Yoëlle: “Echt, hé! Binnenkort is het galabal op school, en iedereen maakt zich druk: Oh nee! Met wie moet ik gaan? Ik heb geen date! (lacht) Ik heb me die vraag nooit gesteld. Janne en ik zeiden meteen: Wij gaan gewoon met elkaar. Dat zit er wel in bij ons: we maken er sowieso iets leuks van, want we schatten de dingen naar waarde. Een fuif, een namiddag shoppen, naar de cinema: dat gewoon kunnen doen, daar geniet ik van.”
Nabestaanden
Op een van de bankjes komt een man zitten. Hij verbergt zijn kin in z’n jas en staart zwijgend naar het monument. Een kwartiertje ongeveer. Dan stapt hij weer weg. Luca en Yoëlle worden wat voorzichtiger, dempen hun stem. “Het is de grootvader van een van de overleden kinderen. Het is en blijft ongemakkelijk, als je die mensen ziet. Dan kruipen we automatisch wat in onze schulp.”
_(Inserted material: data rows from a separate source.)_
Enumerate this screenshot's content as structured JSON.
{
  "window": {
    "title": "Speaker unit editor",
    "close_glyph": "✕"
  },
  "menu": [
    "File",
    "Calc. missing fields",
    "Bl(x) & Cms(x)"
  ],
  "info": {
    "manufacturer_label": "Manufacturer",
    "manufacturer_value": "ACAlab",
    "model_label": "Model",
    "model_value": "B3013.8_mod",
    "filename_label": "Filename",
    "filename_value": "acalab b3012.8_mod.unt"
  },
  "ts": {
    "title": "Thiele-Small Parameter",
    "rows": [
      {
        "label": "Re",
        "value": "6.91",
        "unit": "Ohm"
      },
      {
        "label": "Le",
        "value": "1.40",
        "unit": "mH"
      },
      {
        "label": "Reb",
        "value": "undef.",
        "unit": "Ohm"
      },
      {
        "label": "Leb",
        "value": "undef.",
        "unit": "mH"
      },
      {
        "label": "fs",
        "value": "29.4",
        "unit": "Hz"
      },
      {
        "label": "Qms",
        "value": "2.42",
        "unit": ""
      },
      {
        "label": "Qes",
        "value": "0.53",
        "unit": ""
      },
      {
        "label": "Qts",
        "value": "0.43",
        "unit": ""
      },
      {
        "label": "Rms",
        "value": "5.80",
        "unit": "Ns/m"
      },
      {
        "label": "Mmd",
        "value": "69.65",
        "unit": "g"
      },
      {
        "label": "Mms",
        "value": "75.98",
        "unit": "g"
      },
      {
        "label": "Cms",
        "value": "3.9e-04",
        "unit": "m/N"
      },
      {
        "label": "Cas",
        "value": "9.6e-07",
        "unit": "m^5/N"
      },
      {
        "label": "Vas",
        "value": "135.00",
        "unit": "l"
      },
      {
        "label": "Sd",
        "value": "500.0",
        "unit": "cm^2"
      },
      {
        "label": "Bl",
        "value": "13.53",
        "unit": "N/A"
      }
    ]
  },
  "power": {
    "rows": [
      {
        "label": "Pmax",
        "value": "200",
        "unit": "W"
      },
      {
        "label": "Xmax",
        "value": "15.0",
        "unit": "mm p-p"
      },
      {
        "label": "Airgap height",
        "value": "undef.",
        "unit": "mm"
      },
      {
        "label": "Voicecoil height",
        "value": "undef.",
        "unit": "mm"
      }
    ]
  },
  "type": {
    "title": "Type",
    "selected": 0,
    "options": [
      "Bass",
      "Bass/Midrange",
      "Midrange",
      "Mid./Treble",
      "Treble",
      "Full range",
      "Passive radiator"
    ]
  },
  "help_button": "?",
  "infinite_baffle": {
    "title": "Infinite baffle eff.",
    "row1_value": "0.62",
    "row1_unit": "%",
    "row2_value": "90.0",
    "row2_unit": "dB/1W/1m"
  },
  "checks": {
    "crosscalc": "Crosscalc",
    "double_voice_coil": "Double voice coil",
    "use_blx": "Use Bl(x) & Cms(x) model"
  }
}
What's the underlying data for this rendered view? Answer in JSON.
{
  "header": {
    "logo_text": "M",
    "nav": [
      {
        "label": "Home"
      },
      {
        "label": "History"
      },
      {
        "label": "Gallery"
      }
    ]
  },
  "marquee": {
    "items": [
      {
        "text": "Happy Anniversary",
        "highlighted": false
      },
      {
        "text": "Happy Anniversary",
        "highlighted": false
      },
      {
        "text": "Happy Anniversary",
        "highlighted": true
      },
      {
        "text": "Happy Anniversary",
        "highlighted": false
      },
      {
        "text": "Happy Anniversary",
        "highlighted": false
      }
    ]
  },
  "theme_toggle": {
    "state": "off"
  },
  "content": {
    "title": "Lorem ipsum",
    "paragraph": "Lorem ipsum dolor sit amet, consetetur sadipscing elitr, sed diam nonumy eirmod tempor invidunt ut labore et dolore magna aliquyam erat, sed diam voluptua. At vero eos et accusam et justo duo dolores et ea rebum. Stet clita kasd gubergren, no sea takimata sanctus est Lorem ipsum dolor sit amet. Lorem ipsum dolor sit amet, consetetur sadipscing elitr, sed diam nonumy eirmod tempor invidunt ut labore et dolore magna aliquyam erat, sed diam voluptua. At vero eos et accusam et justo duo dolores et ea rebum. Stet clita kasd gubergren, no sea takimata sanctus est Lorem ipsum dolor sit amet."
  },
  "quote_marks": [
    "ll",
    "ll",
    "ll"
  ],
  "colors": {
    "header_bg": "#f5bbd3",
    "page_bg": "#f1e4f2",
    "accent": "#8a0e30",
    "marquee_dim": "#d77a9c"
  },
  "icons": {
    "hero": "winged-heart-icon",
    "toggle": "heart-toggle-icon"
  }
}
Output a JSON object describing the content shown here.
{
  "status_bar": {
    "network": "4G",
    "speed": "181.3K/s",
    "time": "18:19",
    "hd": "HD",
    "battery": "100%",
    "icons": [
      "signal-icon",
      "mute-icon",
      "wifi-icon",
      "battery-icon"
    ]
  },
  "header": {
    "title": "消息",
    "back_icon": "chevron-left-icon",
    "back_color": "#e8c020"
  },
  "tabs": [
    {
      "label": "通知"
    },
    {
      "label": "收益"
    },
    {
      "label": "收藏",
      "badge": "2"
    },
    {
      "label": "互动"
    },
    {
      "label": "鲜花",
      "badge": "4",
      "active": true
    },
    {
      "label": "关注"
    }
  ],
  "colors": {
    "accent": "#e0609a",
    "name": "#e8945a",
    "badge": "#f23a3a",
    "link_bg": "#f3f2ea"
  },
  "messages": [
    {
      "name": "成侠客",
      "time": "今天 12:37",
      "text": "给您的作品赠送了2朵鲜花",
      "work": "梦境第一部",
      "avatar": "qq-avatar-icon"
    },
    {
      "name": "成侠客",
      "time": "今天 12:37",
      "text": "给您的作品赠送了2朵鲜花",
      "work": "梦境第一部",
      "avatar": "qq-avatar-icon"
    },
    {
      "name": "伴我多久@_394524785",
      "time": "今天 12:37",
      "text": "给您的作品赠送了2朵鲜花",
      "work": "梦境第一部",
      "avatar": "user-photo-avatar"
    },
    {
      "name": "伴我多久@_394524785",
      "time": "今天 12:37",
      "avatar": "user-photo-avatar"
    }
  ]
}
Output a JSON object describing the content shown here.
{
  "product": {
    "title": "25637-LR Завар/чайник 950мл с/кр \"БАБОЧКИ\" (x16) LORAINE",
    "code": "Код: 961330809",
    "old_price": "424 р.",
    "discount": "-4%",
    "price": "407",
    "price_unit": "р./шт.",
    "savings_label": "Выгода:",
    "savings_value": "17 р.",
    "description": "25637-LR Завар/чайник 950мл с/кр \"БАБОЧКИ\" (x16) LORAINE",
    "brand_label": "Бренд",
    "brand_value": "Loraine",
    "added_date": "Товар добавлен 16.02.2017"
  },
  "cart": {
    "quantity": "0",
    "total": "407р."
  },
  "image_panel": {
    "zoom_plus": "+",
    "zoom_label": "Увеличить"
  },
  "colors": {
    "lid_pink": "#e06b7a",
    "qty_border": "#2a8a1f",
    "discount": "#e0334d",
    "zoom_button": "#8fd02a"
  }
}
Luca: “Sommigen zijn vriendelijk, voor anderen is het duidelijk heel confronterend. Zij denken: Waarom zij wel en mijn kind niet? Je voelde dat destijds, na het ongeluk. Mijn ouders en ik hebben een tijdje vermeden om gewoon over straat te lopen. Nu nog is die spanning aanwezig. Als ik een nabestaande zie, dan weet ik nog altijd niet hoe ik me moet gedragen.”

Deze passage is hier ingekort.